Covisibilité au carrefour Polonceau, Pierre L’Ermite, Jessaint, la Charbonnière, Goutte d’Or (image Google).
– L’atteinte au caractère et à l’intérêt des lieux : « Le permis querellé autorise un ensemble architectural monumental sur un espace libre de toute construction et méconnaît ainsi l’article R. 111-21 du code de l’urbanisme », plaident les requérants. Selon ce texte, « le projet peut être refusé ou n’être accepté que sous réserve de l’observation de prescriptions spéciales si les constructions, par leur situation, leur architecture, leurs dimensions ou l’aspect extérieur des bâtiments ou ouvrages à édifier ou à modifier, sont de nature à porter atteinte au caractère ou à l’intérêt des lieux avoisinants, aux sites, aux paysages naturels ou urbains ainsi qu’à la conservation des perspectives monumentales ».

« Un ensemble architectural monumental sur un espace libre de toute construction ». Illustration Pariseine.

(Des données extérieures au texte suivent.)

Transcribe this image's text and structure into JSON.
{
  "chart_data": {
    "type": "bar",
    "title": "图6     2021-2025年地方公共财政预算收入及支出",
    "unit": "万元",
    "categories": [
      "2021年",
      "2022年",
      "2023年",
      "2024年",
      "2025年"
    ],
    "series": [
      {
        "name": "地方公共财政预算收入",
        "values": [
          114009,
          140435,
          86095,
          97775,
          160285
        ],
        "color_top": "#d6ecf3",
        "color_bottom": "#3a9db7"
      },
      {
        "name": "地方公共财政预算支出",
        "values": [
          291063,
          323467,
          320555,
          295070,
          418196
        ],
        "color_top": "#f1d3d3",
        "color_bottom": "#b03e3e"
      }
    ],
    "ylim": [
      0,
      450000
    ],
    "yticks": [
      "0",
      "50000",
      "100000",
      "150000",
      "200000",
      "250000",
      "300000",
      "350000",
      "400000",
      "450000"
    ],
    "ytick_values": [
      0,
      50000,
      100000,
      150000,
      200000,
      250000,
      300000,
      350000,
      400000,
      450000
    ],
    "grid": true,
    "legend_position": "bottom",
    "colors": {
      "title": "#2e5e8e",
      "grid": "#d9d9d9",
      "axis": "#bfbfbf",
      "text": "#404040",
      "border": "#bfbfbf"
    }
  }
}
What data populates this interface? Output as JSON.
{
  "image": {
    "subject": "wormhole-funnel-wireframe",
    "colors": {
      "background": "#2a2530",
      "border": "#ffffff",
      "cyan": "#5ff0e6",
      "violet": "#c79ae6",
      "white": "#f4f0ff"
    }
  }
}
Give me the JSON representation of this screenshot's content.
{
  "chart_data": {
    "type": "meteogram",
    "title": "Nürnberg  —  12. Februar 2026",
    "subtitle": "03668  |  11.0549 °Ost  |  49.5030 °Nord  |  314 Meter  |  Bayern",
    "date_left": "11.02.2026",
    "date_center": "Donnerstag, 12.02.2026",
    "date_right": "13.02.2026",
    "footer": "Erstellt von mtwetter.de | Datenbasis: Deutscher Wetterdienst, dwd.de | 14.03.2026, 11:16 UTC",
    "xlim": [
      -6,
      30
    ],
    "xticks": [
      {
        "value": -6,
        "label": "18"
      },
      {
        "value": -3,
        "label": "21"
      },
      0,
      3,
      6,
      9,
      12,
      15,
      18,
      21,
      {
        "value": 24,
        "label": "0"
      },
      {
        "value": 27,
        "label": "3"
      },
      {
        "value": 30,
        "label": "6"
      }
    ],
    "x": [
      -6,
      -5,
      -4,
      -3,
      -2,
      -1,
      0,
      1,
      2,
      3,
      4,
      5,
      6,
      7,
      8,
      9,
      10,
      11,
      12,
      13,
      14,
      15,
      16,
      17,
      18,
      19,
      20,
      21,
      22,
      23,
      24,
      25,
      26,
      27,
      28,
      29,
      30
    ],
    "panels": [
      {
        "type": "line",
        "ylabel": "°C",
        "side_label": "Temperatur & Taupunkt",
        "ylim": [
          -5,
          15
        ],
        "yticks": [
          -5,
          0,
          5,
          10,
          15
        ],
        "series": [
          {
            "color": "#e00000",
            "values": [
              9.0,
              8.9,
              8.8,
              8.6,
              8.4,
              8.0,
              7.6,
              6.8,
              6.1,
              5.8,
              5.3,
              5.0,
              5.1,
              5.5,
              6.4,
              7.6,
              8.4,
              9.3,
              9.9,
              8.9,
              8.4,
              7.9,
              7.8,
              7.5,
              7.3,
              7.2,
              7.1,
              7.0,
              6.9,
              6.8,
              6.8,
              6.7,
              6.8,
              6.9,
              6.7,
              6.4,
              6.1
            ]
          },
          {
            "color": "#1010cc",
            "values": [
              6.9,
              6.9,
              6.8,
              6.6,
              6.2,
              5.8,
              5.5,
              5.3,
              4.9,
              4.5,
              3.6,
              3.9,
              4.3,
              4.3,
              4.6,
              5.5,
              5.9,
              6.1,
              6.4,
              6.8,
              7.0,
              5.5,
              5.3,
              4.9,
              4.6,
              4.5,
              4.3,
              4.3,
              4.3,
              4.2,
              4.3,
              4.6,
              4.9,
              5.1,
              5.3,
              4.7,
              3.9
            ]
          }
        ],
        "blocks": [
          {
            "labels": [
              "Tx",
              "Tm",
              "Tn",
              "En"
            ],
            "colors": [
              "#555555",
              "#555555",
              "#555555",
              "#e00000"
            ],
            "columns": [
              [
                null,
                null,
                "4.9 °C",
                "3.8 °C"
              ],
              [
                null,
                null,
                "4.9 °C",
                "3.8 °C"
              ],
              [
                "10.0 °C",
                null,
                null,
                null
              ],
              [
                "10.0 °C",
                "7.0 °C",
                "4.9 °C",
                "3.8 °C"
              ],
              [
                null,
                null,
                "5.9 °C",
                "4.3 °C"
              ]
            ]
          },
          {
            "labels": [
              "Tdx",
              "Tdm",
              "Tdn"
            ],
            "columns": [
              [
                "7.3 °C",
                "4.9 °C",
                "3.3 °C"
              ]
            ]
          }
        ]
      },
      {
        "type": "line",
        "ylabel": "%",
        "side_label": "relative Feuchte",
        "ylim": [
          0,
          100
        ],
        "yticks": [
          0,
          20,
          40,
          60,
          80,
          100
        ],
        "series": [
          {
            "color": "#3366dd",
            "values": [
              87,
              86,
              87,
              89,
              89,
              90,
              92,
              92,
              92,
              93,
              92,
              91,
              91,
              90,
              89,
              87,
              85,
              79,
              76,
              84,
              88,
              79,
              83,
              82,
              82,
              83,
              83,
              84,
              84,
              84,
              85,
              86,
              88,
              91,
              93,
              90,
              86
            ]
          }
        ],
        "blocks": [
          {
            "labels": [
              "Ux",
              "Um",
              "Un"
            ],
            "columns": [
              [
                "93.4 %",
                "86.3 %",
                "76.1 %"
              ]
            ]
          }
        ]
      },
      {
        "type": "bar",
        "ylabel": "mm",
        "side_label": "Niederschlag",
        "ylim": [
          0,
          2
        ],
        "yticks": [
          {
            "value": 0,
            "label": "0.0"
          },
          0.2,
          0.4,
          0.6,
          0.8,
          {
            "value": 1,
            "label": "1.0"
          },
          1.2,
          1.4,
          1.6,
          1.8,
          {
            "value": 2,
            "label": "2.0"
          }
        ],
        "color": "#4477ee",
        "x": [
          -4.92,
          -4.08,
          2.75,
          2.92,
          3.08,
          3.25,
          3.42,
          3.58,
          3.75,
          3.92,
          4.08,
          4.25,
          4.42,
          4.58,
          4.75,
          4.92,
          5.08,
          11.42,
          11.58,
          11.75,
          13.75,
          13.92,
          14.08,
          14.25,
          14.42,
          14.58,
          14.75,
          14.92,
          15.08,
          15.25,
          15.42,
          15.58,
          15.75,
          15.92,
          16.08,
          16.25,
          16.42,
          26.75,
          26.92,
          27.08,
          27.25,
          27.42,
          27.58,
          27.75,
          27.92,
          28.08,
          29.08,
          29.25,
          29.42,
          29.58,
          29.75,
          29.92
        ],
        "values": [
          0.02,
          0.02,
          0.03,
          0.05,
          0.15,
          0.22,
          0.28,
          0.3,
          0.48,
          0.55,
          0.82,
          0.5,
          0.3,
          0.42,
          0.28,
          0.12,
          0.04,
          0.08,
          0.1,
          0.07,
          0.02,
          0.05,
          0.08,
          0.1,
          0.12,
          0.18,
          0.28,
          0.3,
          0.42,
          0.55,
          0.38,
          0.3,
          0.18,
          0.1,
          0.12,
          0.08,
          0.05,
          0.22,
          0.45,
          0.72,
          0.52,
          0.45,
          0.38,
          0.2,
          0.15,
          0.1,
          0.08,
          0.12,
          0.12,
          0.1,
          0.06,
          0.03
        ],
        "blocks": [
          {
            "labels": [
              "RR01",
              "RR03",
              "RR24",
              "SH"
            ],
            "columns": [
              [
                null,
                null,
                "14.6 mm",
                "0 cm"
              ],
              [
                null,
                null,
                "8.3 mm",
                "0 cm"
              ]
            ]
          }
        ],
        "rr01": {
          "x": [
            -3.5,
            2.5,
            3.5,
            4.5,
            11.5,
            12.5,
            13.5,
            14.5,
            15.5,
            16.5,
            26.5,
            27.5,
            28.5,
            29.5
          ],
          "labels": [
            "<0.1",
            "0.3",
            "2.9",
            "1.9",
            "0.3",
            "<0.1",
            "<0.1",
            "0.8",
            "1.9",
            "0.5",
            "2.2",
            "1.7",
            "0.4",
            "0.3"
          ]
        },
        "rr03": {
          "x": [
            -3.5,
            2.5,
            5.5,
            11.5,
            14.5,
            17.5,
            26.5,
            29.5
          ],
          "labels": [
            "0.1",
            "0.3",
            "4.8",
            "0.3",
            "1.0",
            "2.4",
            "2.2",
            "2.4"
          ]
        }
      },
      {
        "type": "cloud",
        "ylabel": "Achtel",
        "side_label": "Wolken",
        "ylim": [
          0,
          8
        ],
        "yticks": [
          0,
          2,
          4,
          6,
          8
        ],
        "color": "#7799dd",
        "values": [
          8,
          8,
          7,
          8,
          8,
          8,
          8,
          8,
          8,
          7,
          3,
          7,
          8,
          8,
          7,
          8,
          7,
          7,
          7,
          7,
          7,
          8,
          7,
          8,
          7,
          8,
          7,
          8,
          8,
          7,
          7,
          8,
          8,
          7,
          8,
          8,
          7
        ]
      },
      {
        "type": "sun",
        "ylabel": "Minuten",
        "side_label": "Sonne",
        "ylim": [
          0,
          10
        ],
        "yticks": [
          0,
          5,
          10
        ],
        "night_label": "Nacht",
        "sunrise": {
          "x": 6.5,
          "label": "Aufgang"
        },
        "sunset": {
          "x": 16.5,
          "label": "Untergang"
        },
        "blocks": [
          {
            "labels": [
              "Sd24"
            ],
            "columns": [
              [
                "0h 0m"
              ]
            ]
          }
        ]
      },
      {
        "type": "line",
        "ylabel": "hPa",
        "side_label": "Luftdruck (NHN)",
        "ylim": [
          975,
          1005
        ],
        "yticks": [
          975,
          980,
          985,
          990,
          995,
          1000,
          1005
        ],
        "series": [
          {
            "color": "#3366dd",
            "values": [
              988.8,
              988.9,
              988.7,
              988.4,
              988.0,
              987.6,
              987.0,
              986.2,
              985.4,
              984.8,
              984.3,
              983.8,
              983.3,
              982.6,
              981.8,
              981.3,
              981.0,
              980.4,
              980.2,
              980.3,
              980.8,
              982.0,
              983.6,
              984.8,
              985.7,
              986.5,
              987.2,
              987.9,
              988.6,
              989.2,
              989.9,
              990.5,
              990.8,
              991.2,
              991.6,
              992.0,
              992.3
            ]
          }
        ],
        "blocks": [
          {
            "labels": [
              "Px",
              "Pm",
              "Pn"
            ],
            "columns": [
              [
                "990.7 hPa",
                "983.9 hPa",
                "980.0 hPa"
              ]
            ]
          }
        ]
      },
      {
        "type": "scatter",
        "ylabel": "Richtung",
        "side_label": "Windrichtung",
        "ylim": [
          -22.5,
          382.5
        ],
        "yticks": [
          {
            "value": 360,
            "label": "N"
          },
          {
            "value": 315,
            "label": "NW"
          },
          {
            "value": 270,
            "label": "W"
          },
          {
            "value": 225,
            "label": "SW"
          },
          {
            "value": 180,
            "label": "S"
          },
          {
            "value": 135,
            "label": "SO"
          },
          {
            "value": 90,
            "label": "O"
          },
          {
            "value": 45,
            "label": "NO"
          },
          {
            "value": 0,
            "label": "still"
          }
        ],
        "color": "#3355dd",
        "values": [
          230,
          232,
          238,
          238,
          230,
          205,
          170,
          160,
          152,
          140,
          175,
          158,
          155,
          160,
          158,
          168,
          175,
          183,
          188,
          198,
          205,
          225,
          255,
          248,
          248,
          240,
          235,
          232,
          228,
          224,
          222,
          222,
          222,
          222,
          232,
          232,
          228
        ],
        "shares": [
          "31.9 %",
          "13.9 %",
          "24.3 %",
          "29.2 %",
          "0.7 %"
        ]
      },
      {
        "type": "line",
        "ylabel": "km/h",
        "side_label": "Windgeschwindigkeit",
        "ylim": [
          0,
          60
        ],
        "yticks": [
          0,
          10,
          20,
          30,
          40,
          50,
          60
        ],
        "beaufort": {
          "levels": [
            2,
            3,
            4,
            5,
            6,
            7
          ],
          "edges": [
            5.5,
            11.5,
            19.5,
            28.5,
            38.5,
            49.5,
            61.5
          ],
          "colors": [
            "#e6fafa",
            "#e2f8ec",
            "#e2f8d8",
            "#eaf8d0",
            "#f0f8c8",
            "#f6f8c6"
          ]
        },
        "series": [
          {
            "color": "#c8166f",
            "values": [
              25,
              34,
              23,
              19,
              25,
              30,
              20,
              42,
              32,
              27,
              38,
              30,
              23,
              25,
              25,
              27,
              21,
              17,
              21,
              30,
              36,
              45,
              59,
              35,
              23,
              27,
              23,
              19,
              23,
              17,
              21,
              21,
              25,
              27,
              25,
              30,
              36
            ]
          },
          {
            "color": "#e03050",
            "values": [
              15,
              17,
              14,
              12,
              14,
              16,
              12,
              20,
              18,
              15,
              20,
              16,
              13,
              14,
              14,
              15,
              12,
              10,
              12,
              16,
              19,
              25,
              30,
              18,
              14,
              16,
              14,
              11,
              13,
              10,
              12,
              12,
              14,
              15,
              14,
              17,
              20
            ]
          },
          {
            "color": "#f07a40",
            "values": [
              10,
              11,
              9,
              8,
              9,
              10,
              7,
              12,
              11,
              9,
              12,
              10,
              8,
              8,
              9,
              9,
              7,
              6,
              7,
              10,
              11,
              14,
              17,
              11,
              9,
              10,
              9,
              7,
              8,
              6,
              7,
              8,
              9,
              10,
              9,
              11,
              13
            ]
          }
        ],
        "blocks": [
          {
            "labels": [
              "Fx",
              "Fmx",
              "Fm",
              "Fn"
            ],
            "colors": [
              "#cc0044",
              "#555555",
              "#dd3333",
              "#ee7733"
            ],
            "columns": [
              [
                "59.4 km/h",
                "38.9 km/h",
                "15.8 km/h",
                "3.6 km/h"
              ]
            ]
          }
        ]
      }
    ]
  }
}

« Constitué d’une ‘charpente de bois architecturée’ surmontée d’une ‘couverture réalisée en polycarbonate’ selon la notice de ses auteurs, l’édifice volumineux imaginé pour couvrir le TEP ne fait l’objet d’aucun traitement paysager adapté garantissant une bonne intégration dans le site », poursuivent les opposants au projet.
« Cette circonstance est d’autant plus regrettable qu’outre la covisibilité précitée avec l’église Saint Bernard de la Chapelle, monument historique classé, le terrain d’assiette du projet jouxte plusieurs bâtiments haussmanniens, néo-haussmanniens et faubouriens d’autant plus dignes d’attention qu’ils sont rescapés d’une précédente opération immobilière dont la Ville elle-même a dû récemment constater l’échec », écrivent-ils encore.
Et de conclure sur ce point : « À cela s’ajoute que les constructions autorisées obstrueront un espace actuellement dégagé qui offre une respiration urbaine d’autant plus nécessaire que le quartier est parmi les plus denses de Paris. Elles supprimeront une aire de sport à ciel ouvert au moment même où ces aires sont particulièrement indispensables à la protection sanitaire des habitants et usagers, comme l’établissent notamment les principes portés par le Protocole sanitaire du 2 novembre 2020 établi par le Ministère de l’Éducation nationale, principes aux termes desquels ‘les activités physiques et sportives en intérieur sont interdites’ ».
Médiation dopée ?
On se souvient que, le 19 novembre 2020, les requérants avaient proposé à la Ville de Paris une médiation sous l’égide du Tribunal administratif. La demande avait été transmise par le Tribunal le 4 décembre 2020 avec un délai d’un mois pour y répondre. Restée silencieuse à l’échéance du 4 janvier 2021, la Ville a été relancée par le greffe qui, si on en croit le site de Télérecours citoyens, aurait envoyé le 21 janvier une « demande d’accord pour médiation » avec un nouveau délai d’un mois, échéant ce 21 février 2021.

Extrait du site Télérecours citoyens, 21 février 2021.
Déposé mercredi soir 17 février, les recours en référé ont pour leur part été enregistrés par le Tribunal jeudi matin 18 février. La clôture est d’ores et déjà fixée au 1er mars 2021.